LAUSR

Elastic deformations (strain) couple to the electronic degrees of freedom in Weyl semimetals as an axial magnetic field (chiral gauge field), which in turn affects their impurity dominated diffusive transport. Here we study the longitudinal magnetoconductance (LMC) in the presence of strain, Weyl cone tilt, and finite intervalley scattering, taking into account the momentum dependence of the scattering processes (both internode and intranode), as well as charge conservation. We show that strain induced chiral gauge field results in `strong sign-reversal' of the LMC, which is characterized by the reversal of orientation of the magnetoconductance parabola with respect to the magnetic field. On the other hand, external magnetic field results in `strong sign-reversal', only for sufficiently strong intervalley scattering.

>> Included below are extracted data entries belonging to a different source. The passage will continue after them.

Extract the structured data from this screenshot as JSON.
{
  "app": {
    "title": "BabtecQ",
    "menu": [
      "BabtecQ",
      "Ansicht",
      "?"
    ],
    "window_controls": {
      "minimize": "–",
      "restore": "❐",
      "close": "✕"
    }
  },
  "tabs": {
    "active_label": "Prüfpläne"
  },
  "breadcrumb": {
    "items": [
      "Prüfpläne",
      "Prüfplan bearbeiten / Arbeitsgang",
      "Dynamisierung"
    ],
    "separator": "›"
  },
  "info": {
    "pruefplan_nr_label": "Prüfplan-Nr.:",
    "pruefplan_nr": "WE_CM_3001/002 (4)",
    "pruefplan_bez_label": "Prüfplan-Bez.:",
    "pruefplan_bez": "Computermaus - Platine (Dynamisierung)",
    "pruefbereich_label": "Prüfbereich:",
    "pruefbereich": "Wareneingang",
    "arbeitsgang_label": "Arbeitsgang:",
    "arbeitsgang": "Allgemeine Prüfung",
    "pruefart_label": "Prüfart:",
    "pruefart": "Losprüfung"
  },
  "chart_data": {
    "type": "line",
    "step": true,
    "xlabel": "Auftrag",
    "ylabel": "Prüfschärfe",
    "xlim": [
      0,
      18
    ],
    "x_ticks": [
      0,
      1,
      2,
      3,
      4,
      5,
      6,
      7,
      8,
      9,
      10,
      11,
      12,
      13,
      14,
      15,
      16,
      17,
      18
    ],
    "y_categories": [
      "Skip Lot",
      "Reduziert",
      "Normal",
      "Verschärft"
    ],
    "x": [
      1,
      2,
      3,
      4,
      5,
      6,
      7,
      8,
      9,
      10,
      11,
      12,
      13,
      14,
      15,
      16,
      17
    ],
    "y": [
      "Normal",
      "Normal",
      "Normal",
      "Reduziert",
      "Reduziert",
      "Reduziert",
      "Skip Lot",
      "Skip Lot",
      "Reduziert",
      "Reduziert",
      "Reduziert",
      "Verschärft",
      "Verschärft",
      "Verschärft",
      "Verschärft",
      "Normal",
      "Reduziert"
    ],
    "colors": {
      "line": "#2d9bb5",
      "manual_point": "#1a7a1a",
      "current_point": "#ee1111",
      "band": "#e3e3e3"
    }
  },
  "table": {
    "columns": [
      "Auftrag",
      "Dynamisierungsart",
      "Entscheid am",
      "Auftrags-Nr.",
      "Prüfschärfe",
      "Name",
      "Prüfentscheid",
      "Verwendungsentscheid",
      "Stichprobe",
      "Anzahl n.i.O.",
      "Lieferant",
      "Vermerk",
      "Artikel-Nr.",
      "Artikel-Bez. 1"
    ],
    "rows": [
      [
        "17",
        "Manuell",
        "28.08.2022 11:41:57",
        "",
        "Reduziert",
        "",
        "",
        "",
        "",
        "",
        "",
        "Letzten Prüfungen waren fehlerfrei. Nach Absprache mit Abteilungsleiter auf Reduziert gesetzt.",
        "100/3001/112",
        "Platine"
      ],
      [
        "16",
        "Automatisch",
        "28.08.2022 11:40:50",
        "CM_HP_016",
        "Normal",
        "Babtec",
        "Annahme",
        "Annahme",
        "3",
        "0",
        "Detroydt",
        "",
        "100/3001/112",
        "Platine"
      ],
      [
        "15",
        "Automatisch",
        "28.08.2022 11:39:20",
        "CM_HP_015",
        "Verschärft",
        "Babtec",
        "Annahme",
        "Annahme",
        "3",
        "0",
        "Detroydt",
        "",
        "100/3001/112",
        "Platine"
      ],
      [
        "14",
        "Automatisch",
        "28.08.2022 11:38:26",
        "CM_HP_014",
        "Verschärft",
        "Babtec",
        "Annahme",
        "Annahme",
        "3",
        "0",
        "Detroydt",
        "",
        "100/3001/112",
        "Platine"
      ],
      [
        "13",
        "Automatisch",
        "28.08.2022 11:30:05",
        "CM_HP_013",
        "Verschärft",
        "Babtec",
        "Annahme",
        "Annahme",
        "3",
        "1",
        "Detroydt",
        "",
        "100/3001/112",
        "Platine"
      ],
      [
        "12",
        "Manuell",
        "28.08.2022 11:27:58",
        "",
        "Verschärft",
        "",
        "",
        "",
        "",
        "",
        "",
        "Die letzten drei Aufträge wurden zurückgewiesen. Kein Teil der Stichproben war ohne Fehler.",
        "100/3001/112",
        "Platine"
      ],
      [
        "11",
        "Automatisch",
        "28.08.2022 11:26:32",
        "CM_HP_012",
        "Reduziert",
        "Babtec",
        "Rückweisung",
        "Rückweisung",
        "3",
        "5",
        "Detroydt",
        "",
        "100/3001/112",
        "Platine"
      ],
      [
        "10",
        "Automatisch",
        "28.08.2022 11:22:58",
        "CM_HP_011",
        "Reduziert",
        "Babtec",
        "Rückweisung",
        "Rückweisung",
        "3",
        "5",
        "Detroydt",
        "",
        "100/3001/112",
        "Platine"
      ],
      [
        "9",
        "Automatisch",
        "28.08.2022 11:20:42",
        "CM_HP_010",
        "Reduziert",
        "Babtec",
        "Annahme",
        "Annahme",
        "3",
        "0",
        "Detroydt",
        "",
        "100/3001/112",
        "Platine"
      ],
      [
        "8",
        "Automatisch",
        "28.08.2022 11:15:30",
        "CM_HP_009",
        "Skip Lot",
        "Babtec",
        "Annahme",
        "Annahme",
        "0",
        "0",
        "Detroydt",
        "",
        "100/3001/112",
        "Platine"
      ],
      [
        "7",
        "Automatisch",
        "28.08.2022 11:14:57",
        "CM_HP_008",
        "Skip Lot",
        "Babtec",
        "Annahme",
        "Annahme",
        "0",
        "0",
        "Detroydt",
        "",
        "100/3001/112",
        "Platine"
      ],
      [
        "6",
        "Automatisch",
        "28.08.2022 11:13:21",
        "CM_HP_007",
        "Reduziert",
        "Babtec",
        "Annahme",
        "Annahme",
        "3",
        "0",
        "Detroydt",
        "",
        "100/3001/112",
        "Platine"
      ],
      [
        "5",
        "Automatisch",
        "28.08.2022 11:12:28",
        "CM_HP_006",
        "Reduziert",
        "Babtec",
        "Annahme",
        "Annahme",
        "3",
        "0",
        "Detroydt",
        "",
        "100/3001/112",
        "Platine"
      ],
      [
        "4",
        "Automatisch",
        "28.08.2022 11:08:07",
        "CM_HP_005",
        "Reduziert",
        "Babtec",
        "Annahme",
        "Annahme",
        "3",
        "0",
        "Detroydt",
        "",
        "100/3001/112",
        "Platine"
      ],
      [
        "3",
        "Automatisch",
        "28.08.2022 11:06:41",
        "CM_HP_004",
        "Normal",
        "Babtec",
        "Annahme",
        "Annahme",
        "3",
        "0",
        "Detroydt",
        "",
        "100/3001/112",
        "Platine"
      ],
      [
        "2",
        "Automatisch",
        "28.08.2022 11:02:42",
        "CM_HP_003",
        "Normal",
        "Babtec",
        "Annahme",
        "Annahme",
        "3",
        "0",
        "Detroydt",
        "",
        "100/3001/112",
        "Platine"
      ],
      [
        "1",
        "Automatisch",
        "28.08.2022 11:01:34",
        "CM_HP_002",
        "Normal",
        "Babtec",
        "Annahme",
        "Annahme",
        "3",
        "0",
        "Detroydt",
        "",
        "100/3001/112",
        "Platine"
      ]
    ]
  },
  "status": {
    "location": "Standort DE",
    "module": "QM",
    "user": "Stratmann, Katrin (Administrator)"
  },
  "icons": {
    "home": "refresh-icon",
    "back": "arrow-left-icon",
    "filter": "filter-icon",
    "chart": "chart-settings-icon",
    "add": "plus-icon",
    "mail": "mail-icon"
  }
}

When both external and chiral gauge fields are present, we observe both strong and weak sign-reversal, where in the case of weak sign-reversal, the rise and fall of magnetoconductivity depends on the direction of the magnetic field and/or the chiral gauge field, and is not correlated with the orientation of the LMC parabola. The combination of the two fields is shown to generate striking features in the LMC phase diagram as a function of various parameters such as tilt, strain, and intervalley scattering. We also study the effect of strain induced chiral gauge field on the planar Hall conductance and highlight its distinct features that can be probed experimentally.